IFNs activate HPV-16, HPV-11 and HPV-31 E6–E7 transcription from replicating viral genomes. Nucleotide substitutions in the HPV IRE that block IRF-1 binding were introduced into the ( A ) whole HPV-16 and ( B ) HPV-11 genomes, transiently transfected into HeLa cells and then treated with IFN-β prior to RNA harvest and analysis by RNase protection. ( C ) Baseline activities of constructs containing the indicated IRE and/or E2 DNA-binding domain (DBD) mutations were compared. Normalized, promoter activities (relative to the SV40 internal transfection control) were determined by scanning densitometry. ( D ) Clonal HPV-16 W12-E cells were treated with IFN-β prior to total RNA harvest and analysis by RNase protection assay. The normalized ratio of P97 transcription to GAPDH (as an internal control) was determined by scanning densitometry in a representative experiment. ( E ) Clonal CIN612 cells were treated with IFN-γ and similarly analyzed.

Fig. 4.

IFN-mediated activation of the HPV-16 P97 promoter is dependent on the IRF-1 pathway in vivo . ( A ) IRF or Stat-responsive chloramphenicol acetyl transferase plasmids were transiently transfected into wt, 3T3, fibroblasts, expressing both IRF-1 and IRF-2, and then treated with IFN-β (10 U/ml) as described. Shaded bars indicate mock-induced target activities, whereas solid bars represent IFN-treated cultures. Normalized activities represent an average of three to six independent experiments.

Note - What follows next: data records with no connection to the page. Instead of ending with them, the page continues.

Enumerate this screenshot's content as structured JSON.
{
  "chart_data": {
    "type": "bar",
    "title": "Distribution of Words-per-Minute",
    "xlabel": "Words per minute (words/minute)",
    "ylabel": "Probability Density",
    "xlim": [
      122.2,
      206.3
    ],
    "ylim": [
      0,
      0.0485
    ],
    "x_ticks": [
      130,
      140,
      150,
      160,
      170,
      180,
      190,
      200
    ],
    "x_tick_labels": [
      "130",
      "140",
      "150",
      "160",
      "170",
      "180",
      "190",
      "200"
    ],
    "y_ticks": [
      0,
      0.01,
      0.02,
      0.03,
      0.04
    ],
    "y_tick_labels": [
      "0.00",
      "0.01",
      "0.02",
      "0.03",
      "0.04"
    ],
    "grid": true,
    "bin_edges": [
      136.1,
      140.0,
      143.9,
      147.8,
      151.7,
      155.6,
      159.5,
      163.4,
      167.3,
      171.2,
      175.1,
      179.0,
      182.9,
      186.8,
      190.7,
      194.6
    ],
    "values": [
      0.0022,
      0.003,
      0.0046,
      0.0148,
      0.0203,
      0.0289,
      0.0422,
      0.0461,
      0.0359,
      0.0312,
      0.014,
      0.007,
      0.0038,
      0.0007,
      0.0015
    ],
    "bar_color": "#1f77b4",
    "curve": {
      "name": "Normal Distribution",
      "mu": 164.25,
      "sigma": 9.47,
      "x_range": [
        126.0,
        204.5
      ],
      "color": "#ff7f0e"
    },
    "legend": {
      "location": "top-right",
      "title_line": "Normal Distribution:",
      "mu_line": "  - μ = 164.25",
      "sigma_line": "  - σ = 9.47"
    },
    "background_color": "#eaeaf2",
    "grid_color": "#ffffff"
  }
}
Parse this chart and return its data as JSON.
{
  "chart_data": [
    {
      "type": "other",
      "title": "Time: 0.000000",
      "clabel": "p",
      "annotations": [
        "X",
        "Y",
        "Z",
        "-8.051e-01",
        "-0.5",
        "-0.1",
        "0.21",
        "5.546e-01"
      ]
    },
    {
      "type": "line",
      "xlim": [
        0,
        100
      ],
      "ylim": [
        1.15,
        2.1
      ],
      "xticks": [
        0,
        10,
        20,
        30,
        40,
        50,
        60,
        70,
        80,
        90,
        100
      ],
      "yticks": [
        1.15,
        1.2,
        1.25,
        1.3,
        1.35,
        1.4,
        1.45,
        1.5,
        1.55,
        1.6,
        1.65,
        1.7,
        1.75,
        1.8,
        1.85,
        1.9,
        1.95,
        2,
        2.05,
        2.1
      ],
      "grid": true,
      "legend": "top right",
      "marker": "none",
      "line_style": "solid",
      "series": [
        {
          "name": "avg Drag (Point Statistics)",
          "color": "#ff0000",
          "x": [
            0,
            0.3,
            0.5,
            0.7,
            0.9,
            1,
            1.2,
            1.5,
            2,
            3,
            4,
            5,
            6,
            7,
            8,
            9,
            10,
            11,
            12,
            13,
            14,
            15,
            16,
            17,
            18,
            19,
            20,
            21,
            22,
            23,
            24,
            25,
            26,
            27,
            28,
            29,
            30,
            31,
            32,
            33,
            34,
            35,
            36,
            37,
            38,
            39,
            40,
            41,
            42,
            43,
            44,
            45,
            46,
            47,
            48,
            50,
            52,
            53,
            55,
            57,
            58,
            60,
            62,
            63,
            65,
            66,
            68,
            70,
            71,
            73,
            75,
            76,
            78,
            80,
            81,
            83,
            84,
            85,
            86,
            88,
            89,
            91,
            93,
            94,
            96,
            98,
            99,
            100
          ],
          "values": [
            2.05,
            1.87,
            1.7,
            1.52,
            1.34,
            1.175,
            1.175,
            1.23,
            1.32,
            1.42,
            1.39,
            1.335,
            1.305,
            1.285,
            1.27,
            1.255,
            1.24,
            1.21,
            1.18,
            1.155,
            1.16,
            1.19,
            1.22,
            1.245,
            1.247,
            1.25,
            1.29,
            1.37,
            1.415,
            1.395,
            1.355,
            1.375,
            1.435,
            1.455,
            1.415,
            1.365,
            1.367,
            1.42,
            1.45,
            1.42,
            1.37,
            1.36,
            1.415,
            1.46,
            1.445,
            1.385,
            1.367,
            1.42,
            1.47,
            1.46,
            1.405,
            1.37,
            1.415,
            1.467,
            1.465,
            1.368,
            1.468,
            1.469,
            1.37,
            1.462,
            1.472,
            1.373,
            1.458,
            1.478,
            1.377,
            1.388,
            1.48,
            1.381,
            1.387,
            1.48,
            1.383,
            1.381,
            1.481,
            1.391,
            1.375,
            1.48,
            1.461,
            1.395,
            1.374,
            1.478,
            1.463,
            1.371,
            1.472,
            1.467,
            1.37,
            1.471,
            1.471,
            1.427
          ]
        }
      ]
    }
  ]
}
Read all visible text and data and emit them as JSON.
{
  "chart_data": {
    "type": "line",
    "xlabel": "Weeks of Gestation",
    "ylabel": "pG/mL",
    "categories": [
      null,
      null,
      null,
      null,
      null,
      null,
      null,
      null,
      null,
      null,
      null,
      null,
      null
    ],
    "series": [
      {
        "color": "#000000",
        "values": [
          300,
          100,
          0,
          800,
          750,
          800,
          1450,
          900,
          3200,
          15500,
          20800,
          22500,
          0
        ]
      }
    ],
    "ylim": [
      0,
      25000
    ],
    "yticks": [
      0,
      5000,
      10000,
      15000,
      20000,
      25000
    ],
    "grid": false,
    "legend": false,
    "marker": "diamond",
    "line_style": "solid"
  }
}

The IFN-unresponsive HPV-16 IRE mut II and AdE2- cat constructs were included as negative controls. ( B ) The IRF-1 knockout cells (IRF-1 ^−/− ), ( C ) IRF-2 knockout cells (IRF-2 ^−/− ) and ( D ) IRF-1 and IRF-2 double knockout cells (IRF-1/2 dko) were similarly transfected and treated in parallel.

Fig. 5.

Treatment with low levels of IFN-β can increase mucosal HPV copy numbers in transient transfections and stably replicating keratinocytes. ( A ) An increasing dose of IFN-β induced replication from HPV-16 and HPV-11 wt plasmids transiently transfected into SCC13 cells. Mutation of the conserved IRE (IRE mut II—as illustrated in Figure 1A ), which disrupts IRF binding to these constructs, served as a negative control. ( B ) Stably replicating HPV-16 wt cervical keratinocyte cells (HCK) were treated with an optimal IFN-β dose (10 U/ml) in time-course inductions. ( C ) HPV-16 wt, ( D ) HPV-16 IRE mut and ( E ) HPV-31 wt cell lines derived from primary HFK were similarly treated. Changes in copy numbers were quantified by scanning densitometry.